A UK reader e-mails:
In your recent post My Relation to Catholicism, you write; "For a religion to take root in a person, the person must have a religious nature or predisposition to begin with."If this is a necessary, but not sufficient, condition of becoming, let's say, a Christian, it seems very close to the idea of predestination. Those who have the necessary (and inherent?) predisposition are among the few who have been "chosen" by God. Many others who neither have nor can acquire such a disposition, have no hope of salvation because they cannot will themselves to believe. This seems like an affront to divine justice. Maybe you'll say a few words about the "affront" of predestination as you expand on your religious views.
The truth of what the reader quotes me as saying was brought home to me once again yesterday over lunch with a friend. He is the same age as me, comes from a similar background, and also has a doctorate in philosophy. From the ages of 6 to 16, he attended a school run by Jesuits . So, starting as an impressionable first-grader, he was exposed to the full-strength pre-Vatican II Catholic doctrine sans namby-pamby liberal dilution. And this was in the '50s when distractions and temptations were much less than they are now. He was an altar boy, indeed the 'head' of the altar boys; he memorized all the Latin responses, and was so good at this that he was paid for his services at weddings and funerals. But despite the rites, rituals, and indoctrination from an early age, none of it took root in his inner being. It is not just that he sloughed it off later when pretty girls and other earthly delights proved to be irresistible; he told me that he never took it seriously in the first place. It was all just a load of hocus-pocus and mumbo-jumbo.
And now I am reminded of Tony Jones from high school days. He like to invert a favorite saying of St. Dominic Savio. The saint said, "Death before sin." Tony wrote in my graduation year book, "Remember my motto, 'Sin before death!'"
So I say that to take a religion, any religion, seriously one must possess an inner disposition, an inner religious sensibility. Some people are just inherently irreligious in the way others are unmusical or illogical or amoral or not disposed to appreciate poetry. No amount of indoctrination can make up for the lack. If you are illogical, no logic course can help you; all such a course can do it is articulate and make explicit the implicit logical understanding that must already be present if one is to profit from the formal study of the subject. If you cannot think in moral categories, if you have no nascent sense of right and wrong, no ethics course can help you.
One consequence of this is that there is no point to discussing religion with the irreligious. It cannot be anything other than superstitious nonsense to them. You may as well discuss colors with the color blind, music with the tone deaf, modal logic with those who are blind to modal distinctions.

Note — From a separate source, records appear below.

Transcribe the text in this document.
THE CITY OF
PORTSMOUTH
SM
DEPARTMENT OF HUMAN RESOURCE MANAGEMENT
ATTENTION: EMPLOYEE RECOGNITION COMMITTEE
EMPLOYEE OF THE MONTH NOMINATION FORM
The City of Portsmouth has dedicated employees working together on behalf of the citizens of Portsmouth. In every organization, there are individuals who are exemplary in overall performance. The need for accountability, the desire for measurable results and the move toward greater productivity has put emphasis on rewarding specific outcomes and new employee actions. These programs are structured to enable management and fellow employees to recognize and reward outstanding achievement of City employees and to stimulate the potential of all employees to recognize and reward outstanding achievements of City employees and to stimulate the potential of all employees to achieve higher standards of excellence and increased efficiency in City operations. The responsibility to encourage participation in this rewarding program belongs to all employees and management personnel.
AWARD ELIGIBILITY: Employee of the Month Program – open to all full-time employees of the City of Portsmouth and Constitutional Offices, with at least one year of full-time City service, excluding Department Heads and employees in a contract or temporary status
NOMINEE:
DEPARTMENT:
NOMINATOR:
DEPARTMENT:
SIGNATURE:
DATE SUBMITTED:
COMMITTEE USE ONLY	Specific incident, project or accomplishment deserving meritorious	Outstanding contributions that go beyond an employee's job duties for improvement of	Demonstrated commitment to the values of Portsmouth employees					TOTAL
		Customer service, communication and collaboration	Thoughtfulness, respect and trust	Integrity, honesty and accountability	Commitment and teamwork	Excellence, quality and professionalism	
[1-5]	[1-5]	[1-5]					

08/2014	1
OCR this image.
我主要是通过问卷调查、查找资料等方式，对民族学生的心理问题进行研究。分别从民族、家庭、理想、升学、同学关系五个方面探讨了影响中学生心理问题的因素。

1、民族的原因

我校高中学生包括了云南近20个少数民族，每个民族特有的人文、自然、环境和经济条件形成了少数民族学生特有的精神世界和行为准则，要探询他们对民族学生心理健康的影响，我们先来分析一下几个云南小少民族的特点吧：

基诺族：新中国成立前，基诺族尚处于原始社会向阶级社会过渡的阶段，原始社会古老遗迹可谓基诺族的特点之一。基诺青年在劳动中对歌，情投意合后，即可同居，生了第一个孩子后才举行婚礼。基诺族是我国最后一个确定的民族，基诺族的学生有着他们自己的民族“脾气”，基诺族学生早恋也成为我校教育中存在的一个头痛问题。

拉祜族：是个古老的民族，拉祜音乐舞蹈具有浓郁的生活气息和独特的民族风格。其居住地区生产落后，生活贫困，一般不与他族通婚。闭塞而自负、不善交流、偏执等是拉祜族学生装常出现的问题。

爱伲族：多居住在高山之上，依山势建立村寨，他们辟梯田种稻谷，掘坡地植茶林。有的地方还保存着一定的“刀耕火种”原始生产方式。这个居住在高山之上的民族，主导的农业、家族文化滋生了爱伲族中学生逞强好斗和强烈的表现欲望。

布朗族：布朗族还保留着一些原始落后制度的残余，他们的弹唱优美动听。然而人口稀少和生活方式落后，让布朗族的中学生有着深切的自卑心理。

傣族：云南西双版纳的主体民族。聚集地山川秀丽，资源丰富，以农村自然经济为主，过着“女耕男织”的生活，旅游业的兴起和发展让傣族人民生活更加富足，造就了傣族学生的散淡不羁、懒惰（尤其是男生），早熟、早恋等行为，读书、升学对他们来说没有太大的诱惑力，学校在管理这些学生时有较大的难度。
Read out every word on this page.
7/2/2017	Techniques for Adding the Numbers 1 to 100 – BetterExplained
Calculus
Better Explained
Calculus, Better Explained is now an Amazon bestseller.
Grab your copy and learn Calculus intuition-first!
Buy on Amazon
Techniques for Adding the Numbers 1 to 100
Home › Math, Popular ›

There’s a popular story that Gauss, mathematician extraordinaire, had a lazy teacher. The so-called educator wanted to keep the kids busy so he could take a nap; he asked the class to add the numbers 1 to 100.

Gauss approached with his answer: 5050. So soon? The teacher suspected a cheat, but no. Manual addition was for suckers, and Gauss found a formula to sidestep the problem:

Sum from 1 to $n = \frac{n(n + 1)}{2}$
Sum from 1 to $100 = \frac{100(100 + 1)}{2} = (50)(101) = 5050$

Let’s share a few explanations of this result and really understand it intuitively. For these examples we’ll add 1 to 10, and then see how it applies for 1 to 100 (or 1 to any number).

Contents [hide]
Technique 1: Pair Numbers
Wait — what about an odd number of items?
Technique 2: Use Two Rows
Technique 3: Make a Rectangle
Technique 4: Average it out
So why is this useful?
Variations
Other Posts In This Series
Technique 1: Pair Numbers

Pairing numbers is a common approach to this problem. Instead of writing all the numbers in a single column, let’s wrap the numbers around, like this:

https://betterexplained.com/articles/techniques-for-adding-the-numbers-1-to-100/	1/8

Since my point is a general one, applying as it does to any religion, it is distinct from any Christian predestination doctrine. But if the religion in question is Christianity, then the reader makes an excellent point. Suppose that salvation is predicated upon one's acceptance of Jesus Christ as Lord and Savior. Obviously, one cannot even begin to take such a notion seriously in the interior manner alone here in question without having the religious predisposition. In a theistic framework, a providential God is responsible for whether one has the predisposition or not. So what I am saying, when situated in a Christian context, does seem to smack of predestination. I'll end with a quotation from G. R. Evans, Augustine on Evil, Cambridge UP 1982, p. 134, emphasis added:
Augustine sets out for their [certain semi-Pelagians'] inspection the obvious truth that many people hear Christian truth expounded to them, and while some believe, others do not. There must be a reason why their responses differ. Augustine suggests that the reason is that God has prepared some but not others (De Praed. Sanct. vi 11). Those who receive the truth are the elect, and those who do not have not been chosen to be Christians.
That there is predestination, however, strikes me as morally dubious as that guilt is inheritable.